Journal Watch Online reports an interesting finding:
According to the “tens rule”, roughly ten percent of introduced species become established and ten percent of those become invasive. Only it doesn’t hold for mammals or birds, according to Jonathan Jeschke’s study, the findings of which are published in Diversity and Distributions.
The Ludwig-Maximilians-University, Munich, researcher found that fifty percent of introduced bird species become established, of which 34 percent become invasive. Mammals are even more successful colonists, with an amazing 79 percent finding a permanent home and 63 percent of those going on to become a pain in the proverbial for conservationists. That makes mammals almost fifty times more effective invaders than the tens rule predicts. How wrong can one be?
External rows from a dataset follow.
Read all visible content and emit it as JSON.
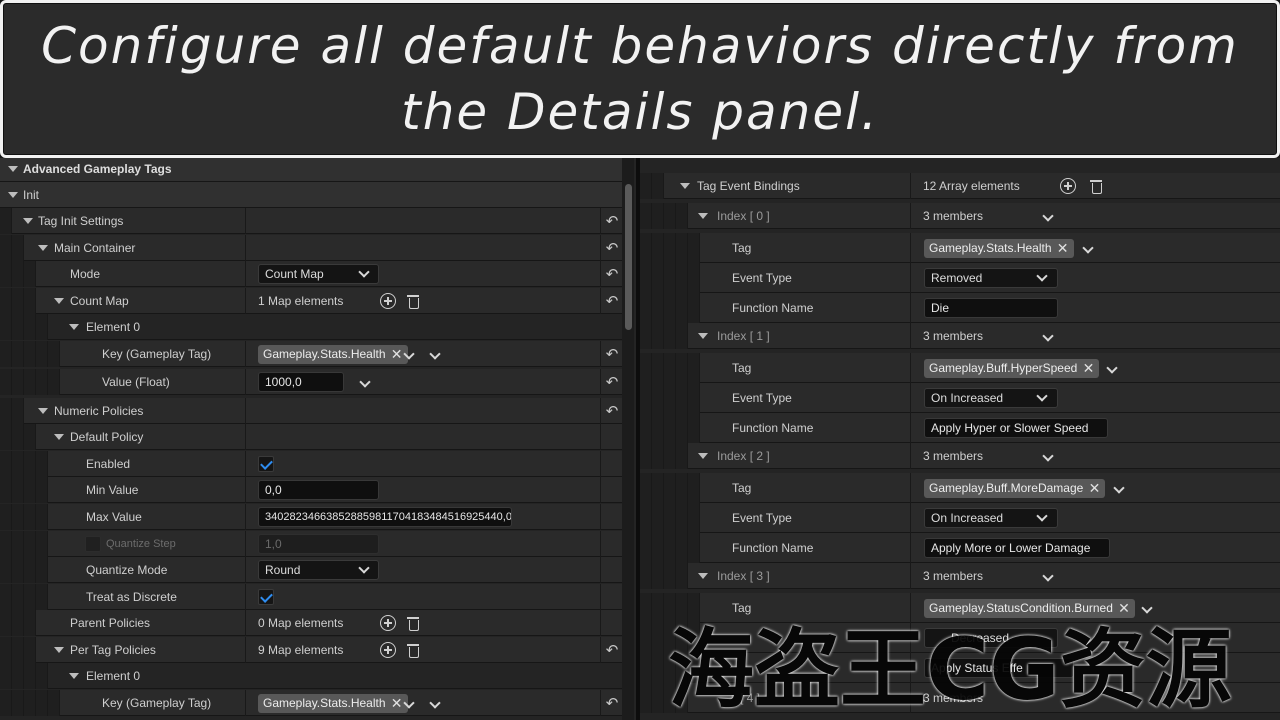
{
  "banner": {
    "line1": "Configure all default behaviors directly from",
    "line2": "the Details panel."
  },
  "left": {
    "category": "Advanced Gameplay Tags",
    "init": "Init",
    "tag_init_settings": "Tag Init Settings",
    "main_container": "Main Container",
    "mode_label": "Mode",
    "mode_value": "Count Map",
    "count_map_label": "Count Map",
    "count_map_value": "1 Map elements",
    "element0": "Element 0",
    "key_label": "Key (Gameplay Tag)",
    "key_value": "Gameplay.Stats.Health",
    "value_label": "Value (Float)",
    "value_value": "1000,0",
    "numeric_policies": "Numeric Policies",
    "default_policy": "Default Policy",
    "enabled_label": "Enabled",
    "enabled_checked": true,
    "min_label": "Min Value",
    "min_value": "0,0",
    "max_label": "Max Value",
    "max_value": "340282346638528859811704183484516925440,0",
    "quantize_step_label": "Quantize Step",
    "quantize_step_value": "1,0",
    "quantize_mode_label": "Quantize Mode",
    "quantize_mode_value": "Round",
    "treat_discrete_label": "Treat as Discrete",
    "treat_discrete_checked": true,
    "parent_policies_label": "Parent Policies",
    "parent_policies_value": "0 Map elements",
    "per_tag_policies_label": "Per Tag Policies",
    "per_tag_policies_value": "9 Map elements",
    "element0_b": "Element 0",
    "key_label_b": "Key (Gameplay Tag)",
    "key_value_b": "Gameplay.Stats.Health"
  },
  "right": {
    "bindings_label": "Tag Event Bindings",
    "bindings_value": "12 Array elements",
    "index0": "Index [ 0 ]",
    "index0_members": "3 members",
    "tag_label": "Tag",
    "event_type_label": "Event Type",
    "function_name_label": "Function Name",
    "tag0": "Gameplay.Stats.Health",
    "event0": "Removed",
    "func0": "Die",
    "index1": "Index [ 1 ]",
    "index1_members": "3 members",
    "tag1": "Gameplay.Buff.HyperSpeed",
    "event1": "On Increased",
    "func1": "Apply Hyper or Slower Speed",
    "index2": "Index [ 2 ]",
    "index2_members": "3 members",
    "tag2": "Gameplay.Buff.MoreDamage",
    "event2": "On Increased",
    "func2": "Apply More or Lower Damage",
    "index3": "Index [ 3 ]",
    "index3_members": "3 members",
    "tag3": "Gameplay.StatusCondition.Burned",
    "event3_partial": "Decreased",
    "func3_partial": "Apply Status Effe",
    "index4_partial": "[ 4 ]",
    "index4_members_partial": "3 members"
  },
  "watermark": "海盗王CG资源",
  "icons": {
    "reset": "reset-arrow-icon",
    "add": "plus-circle-icon",
    "delete": "trash-icon",
    "expand": "expand-arrow-icon",
    "remove": "close-icon"
  }
}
Source: Jeschke JM (2008) Across islands and continents, mammals are more successful invaders than birds. Diversity and Distributions DOI: 10.1111/j.1472-4642.2008.00488.x
I wonder what explains this difference between mammals and birds. Is it something to do with biology or what species people move around? It would be interesting to see how the patterns vary with body mass.
Another paper by Jeschke is also interesting. Invasion success of vertebrates in Europe and North America – which showed that there does not seem to be ecological imperialism between vertabrates, and that invasion success is higher than expect.